Delta Lake extension
The delta
extension adds support for scanning/copying from the Delta Lake format
.
Delta Lake is an open-source storage framework that enables building a format-agnostic lakehouse architecture.
Using this extension, you can interact with Delta tables directly within Kuzu using the LOAD FROM
and COPY FROM
clauses.
Usage
INSTALL DELTA;LOAD DELTA;
Example dataset
Let’s create a Delta table containing student information using Python and save the Delta table in the '/tmp/student'
directory:
pip install deltalake pandas
import pandas as pdfrom deltalake import DeltaTable, write_deltalake
student = { "name": ["Alice", "Bob", "Carol"], "ID": [0, 3, 7]}
write_deltalake(f"/tmp/student", pd.DataFrame.from_dict(student))
Scan Delta tables
LOAD FROM
is a Cypher clause that scans a file or object element by element, but doesn’t actually
copy the data into a Kuzu table.
To scan the Delta table created above, you can do the following:
LOAD FROM '/tmp/student' (file_format='delta') RETURN *;
┌────────┬───────┐│ name │ ID ││ STRING │ INT64 │├────────┼───────┤│ Alice │ 0 ││ Bob │ 3 ││ Carol │ 7 │└────────┴───────┘
Copy Delta tables into Kuzu
You can use a COPY FROM
statement to copy the contents of a Delta table into Kuzu.
CREATE NODE TABLE student (ID INT64 PRIMARY KEY, name STRING);COPY student FROM '/tmp/student' (file_format='delta');
┌─────────────────────────────────────────────────┐│ result ││ STRING │├─────────────────────────────────────────────────┤│ 3 tuples have been copied to the student table. │└─────────────────────────────────────────────────┘
Access Delta tables hosted on S3
Kuzu also supports scanning and copying Delta tables hosted on S3.
Configure the S3 connection
Before reading and writing from S3, you have to configure the connection using a CALL statement.

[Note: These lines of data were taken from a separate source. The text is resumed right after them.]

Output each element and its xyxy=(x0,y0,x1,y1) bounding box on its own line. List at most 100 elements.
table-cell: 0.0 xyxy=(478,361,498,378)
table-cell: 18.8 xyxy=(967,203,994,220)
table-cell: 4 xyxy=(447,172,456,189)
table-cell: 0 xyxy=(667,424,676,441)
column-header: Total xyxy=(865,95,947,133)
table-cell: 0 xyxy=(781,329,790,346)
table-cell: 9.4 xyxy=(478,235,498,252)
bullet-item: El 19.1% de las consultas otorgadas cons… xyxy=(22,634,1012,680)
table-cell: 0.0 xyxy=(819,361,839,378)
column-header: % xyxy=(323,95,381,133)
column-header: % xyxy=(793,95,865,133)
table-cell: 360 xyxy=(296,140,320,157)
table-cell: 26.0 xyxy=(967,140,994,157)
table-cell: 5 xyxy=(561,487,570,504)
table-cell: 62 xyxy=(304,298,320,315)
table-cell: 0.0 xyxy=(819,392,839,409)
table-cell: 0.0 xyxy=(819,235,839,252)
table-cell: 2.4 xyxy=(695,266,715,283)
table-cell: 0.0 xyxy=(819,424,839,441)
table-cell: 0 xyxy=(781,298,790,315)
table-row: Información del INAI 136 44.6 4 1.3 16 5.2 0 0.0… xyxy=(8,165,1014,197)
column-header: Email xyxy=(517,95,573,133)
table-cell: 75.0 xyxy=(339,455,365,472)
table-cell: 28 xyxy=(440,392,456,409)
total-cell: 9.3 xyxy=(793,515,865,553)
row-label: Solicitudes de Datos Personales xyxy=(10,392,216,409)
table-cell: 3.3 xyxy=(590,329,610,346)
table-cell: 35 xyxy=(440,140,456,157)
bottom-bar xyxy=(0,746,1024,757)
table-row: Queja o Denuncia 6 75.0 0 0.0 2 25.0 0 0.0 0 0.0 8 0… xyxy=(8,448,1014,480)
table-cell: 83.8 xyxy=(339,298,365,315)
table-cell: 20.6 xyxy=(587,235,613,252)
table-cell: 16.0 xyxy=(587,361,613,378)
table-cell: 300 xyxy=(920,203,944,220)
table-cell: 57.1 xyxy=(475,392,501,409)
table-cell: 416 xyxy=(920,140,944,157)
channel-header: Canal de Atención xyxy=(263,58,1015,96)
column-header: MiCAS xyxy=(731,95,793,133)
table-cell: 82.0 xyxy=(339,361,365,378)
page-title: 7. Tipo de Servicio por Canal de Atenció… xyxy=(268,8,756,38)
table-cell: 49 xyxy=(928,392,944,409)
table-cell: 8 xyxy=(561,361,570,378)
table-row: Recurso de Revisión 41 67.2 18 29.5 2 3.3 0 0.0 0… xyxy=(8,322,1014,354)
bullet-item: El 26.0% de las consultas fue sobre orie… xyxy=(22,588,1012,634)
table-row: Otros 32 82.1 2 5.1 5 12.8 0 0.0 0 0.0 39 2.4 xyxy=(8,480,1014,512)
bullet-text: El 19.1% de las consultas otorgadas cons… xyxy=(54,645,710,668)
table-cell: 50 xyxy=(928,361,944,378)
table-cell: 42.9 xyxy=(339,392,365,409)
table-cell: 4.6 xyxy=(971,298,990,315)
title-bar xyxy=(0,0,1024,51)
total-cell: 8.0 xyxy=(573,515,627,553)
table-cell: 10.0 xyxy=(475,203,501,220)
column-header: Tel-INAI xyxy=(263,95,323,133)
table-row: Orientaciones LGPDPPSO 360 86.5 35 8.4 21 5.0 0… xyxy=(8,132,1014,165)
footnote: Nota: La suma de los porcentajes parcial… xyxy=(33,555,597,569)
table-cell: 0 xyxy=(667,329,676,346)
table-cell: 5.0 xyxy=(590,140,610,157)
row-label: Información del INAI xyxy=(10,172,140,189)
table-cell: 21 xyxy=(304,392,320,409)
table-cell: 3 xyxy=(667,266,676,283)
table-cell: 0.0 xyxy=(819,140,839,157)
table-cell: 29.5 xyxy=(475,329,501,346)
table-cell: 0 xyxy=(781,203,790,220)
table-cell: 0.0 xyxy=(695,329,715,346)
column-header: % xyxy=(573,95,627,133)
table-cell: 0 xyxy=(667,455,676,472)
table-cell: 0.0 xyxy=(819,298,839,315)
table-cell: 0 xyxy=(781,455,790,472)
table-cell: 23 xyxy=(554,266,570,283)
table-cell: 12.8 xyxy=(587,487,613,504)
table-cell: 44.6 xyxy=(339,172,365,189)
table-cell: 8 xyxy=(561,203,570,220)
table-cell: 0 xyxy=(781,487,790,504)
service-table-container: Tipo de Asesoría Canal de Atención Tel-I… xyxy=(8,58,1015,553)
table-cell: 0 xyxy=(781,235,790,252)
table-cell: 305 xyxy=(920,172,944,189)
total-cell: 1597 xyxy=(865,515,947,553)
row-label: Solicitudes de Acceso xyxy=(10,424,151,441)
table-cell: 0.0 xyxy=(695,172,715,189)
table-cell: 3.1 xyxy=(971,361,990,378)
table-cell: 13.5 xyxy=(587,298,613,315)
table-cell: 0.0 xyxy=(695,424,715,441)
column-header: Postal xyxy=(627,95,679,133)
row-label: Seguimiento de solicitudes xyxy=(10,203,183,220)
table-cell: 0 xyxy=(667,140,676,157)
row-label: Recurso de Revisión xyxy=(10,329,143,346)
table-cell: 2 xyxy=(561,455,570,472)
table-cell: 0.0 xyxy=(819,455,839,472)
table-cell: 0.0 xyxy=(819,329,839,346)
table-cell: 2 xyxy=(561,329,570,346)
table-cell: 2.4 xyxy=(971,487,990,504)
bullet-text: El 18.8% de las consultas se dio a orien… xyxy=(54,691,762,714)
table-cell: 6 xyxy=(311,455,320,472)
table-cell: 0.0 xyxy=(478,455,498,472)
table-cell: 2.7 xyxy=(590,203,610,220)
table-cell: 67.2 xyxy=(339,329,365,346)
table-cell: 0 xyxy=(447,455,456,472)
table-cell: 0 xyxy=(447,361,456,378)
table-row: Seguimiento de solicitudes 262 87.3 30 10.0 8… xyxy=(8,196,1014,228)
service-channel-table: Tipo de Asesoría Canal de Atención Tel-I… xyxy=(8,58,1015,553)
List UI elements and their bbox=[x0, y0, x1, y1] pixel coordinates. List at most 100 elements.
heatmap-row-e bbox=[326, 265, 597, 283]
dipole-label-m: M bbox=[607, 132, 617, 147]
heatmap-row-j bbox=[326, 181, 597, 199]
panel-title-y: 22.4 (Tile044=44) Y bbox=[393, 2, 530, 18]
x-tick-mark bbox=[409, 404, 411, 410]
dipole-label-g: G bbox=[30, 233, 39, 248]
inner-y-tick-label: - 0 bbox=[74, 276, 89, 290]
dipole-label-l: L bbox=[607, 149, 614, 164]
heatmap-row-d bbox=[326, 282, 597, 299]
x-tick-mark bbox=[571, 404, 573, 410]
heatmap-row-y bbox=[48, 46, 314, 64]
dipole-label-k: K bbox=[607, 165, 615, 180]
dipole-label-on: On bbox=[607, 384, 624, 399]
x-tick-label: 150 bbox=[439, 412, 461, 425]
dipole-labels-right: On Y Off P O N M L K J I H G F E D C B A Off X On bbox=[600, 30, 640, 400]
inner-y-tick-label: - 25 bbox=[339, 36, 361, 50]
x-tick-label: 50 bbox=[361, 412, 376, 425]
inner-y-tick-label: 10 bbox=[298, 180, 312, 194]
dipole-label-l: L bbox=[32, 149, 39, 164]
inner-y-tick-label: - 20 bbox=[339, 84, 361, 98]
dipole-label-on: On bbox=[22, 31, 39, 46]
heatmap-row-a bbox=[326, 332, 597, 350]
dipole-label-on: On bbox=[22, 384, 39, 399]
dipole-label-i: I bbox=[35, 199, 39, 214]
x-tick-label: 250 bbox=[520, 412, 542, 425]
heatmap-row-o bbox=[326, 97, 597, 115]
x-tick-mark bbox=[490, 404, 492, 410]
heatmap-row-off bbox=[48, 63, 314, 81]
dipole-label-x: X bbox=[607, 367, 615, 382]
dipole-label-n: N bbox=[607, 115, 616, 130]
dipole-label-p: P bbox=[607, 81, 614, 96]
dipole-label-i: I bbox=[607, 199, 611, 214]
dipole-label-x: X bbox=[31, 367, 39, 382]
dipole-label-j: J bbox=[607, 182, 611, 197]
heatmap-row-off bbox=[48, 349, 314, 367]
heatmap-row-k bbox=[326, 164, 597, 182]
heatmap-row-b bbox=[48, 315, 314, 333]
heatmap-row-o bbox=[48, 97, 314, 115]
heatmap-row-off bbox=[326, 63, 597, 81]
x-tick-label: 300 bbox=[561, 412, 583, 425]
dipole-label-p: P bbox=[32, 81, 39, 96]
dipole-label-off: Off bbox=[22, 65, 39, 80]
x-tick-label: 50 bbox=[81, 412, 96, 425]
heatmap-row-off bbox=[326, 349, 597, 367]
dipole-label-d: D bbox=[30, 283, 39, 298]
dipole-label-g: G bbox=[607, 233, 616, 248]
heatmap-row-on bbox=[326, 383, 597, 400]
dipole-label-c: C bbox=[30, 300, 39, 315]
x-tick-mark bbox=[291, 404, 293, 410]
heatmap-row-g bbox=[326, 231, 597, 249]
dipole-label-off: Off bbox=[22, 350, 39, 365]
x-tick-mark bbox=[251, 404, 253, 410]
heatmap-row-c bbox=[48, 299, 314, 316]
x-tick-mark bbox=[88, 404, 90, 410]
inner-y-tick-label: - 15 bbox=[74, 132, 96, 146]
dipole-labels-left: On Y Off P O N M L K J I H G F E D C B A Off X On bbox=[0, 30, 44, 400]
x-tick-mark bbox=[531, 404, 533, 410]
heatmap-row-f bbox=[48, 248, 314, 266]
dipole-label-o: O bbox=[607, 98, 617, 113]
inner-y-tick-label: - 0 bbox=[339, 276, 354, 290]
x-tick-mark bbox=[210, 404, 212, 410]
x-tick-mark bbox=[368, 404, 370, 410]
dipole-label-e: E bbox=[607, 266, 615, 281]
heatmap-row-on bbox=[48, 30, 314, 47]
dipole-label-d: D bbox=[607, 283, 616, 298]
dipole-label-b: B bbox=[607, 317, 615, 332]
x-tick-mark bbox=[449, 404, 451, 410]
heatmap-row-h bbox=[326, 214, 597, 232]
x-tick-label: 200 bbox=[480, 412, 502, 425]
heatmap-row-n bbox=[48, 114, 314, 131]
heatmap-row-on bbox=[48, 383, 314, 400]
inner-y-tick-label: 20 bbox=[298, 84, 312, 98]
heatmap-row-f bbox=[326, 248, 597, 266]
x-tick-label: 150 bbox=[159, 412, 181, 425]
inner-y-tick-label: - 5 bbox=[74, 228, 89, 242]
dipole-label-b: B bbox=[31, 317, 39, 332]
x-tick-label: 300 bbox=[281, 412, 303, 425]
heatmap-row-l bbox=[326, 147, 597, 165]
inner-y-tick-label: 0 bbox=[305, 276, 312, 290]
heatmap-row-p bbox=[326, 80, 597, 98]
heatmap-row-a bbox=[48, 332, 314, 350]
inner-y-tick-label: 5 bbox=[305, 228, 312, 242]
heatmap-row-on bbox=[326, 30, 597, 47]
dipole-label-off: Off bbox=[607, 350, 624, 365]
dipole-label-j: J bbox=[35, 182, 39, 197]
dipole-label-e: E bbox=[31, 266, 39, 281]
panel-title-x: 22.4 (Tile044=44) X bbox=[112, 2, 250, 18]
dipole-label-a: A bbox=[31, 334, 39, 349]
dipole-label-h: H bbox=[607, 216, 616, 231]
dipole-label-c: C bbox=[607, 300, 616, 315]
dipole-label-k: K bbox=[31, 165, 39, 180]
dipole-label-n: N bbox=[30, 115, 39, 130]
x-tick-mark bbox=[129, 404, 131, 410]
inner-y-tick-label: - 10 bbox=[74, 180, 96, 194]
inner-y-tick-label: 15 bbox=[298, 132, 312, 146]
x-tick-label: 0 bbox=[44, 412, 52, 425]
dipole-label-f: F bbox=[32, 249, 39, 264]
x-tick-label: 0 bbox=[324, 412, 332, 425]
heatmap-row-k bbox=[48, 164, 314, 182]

CALL <option_name>='<option_value>'
The following options are supported:
Option | Description |
---|---|
s3_access_key_id | S3 access key ID |
s3_secret_access_key | S3 secret access key |
s3_endpoint | S3 endpoint |
s3_region | S3 region |
s3_url_style | Uses S3 URL style (should either be vhost or path ) |
Requirements on the S3 server API
Feature | Required S3 API features |
---|---|
Public file reads | HTTP Range request |
Private file reads | Secret key authentication |
Scan Delta tables from S3
LOAD FROM 's3://kuzu-sample/sample-delta' (file_format='delta')RETURN *;
Copy Delta tables from S3 into Kuzu
CREATE NODE TABLE student (ID INT64 PRIMARY KEY, name STRING);COPY student FROM 's3://kuzu-sample/student-delta' (file_format='delta');
Limitations
The delta
extension currently does not support exporting data from Kuzu to Delta files.